Chiudiamo con dei ringraziamenti speciali a degli importantissimi collaboratori e soprattutto amici, che ci permettono di svolgere in piena tranquillità il Festival, dando piena disponibilità e un aiuto fondamentale a Calanchi. Citiamo in ordine sparso: Loris il salvatutto, Marko & Mirko, il geniale duo della security in Yaris, il biondo tecnicista Veljko, il gentilissimo e professionalissimo Philippe le CinePhil, e il nostro zoccolo duro di fedelissimi spettatori. A parte ringraziamo Claudia del gruppo di San Marino di Emergency, per il quale speriamo di contribuire a far crescere il sostegno e la conoscenza. E ora tuffiamoci a capofitto sugli spettacoli…

 

 

 

 

 

 

 

 

 

 

Programma:

 

giovedì 4 ottobre  - ore 21.15
Bradipoteatar (San Marino)
1704.

 

San Marino rivendica il diritto di difendere la propria autonomia dagli attacchi dei nemici esterni, seguendo l’antico motto nemini teneri – non dipendere da nessuno, e dichiara Guerra Preventiva al resto del pianeta. A buon diritto può proclamarsi la patria della libertà e della democrazia, perciò esporta il suo modello ovunque esse manchino. E parte alla guerra con un esercito imponente, senza timore di sconfitta: “Esercito-Fanteria: tre uomini e un Caporale, ai quali in tempo di guerra s’aggiunge un tamburino. Cavalleria: una sella ed un frustino. Artiglieria: un cannone arrugginito che non si può sparare”.

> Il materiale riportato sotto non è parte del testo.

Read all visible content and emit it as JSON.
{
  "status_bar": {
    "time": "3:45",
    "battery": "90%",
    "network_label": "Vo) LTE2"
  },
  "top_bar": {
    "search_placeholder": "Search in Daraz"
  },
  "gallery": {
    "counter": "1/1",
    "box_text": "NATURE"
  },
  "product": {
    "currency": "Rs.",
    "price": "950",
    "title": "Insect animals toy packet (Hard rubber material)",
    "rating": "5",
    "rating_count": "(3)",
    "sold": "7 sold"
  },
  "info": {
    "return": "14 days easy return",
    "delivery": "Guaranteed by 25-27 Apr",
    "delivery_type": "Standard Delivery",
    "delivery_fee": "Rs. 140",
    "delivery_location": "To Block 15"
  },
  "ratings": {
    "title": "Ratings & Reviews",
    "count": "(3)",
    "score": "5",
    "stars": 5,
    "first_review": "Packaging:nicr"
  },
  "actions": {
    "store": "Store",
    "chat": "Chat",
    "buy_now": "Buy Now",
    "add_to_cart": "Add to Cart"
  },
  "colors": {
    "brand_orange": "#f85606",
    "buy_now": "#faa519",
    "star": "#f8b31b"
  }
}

sabato 6 ottobre - ore 21.15
Stowarzyszenie Teatralne A Part (Polonia)
Klepsydra
Teatro fisico
consigliato ai maggiori di 18 anni

 

La parola Klepsidra in polacco ha due significati: clessidra, legato al tempo che scorre, e necrologio, legato al tempo che non è più. Lo spettacolo è un assolo prevalentemente non verbale, ispirato alla poesia a tinte forti “Thirty-years Woman" di R.Krynicki, dal forte impatto visivo ed emotivo, che usa sapientemente corpo, gesti, emozioni ed elementi del teatro danza.

 

domenica 7 ottobre - ore 16.00
Cirque Allant Vers (Francia)
Ma perchè dunque la lentezza è sempre più poetica?
Nouveau-Cirque

 

Un clown, giocoliere, musicista e filosofo geniale ci domanda: pèrche la lenteza es sempre pìu poetìca dellà vellòscità? Gli accenti sono tutti sbagliati, è vestito che non riesci a smettere di ridere, e fa suonare il suo pianoforte a coda extraterrestre, dotato di ruote e farcito di giocoleria, musica e tanto altro ancora. Per famiglie e bambini a partire dai 6 anni.

venerdì 12 ottobre - ore 21.15
Zaches Teatro (Italia)
One Reel
Teatro di figura

 

Un omaggio divertito e divertente al cinema muto. Complici delle maschere esilaranti e commoventi che sottolineano i caratteri dei personaggi, incorniciati da una scenografia sghemba e surreale, lo spettacolo riesce ad essere una pantomima raffinata di grande divertimento e cosa non trascurabile, godibile per tutto il pubblico.

 

domenica 14 ottobre - ore 21.15
Deva (Italia)
SONOORA
Teatro-danza

 

Una famiglia composta da padre, madre e figlia, danza il proprio albero genealogico tentando di trasformare, attraverso il perdono, la propria memoria familiare in leggenda eroica, seguendo il suggerimento del libro di Alejandro Jodorowsky “Quando Teresa si arrabbiò con Dio”.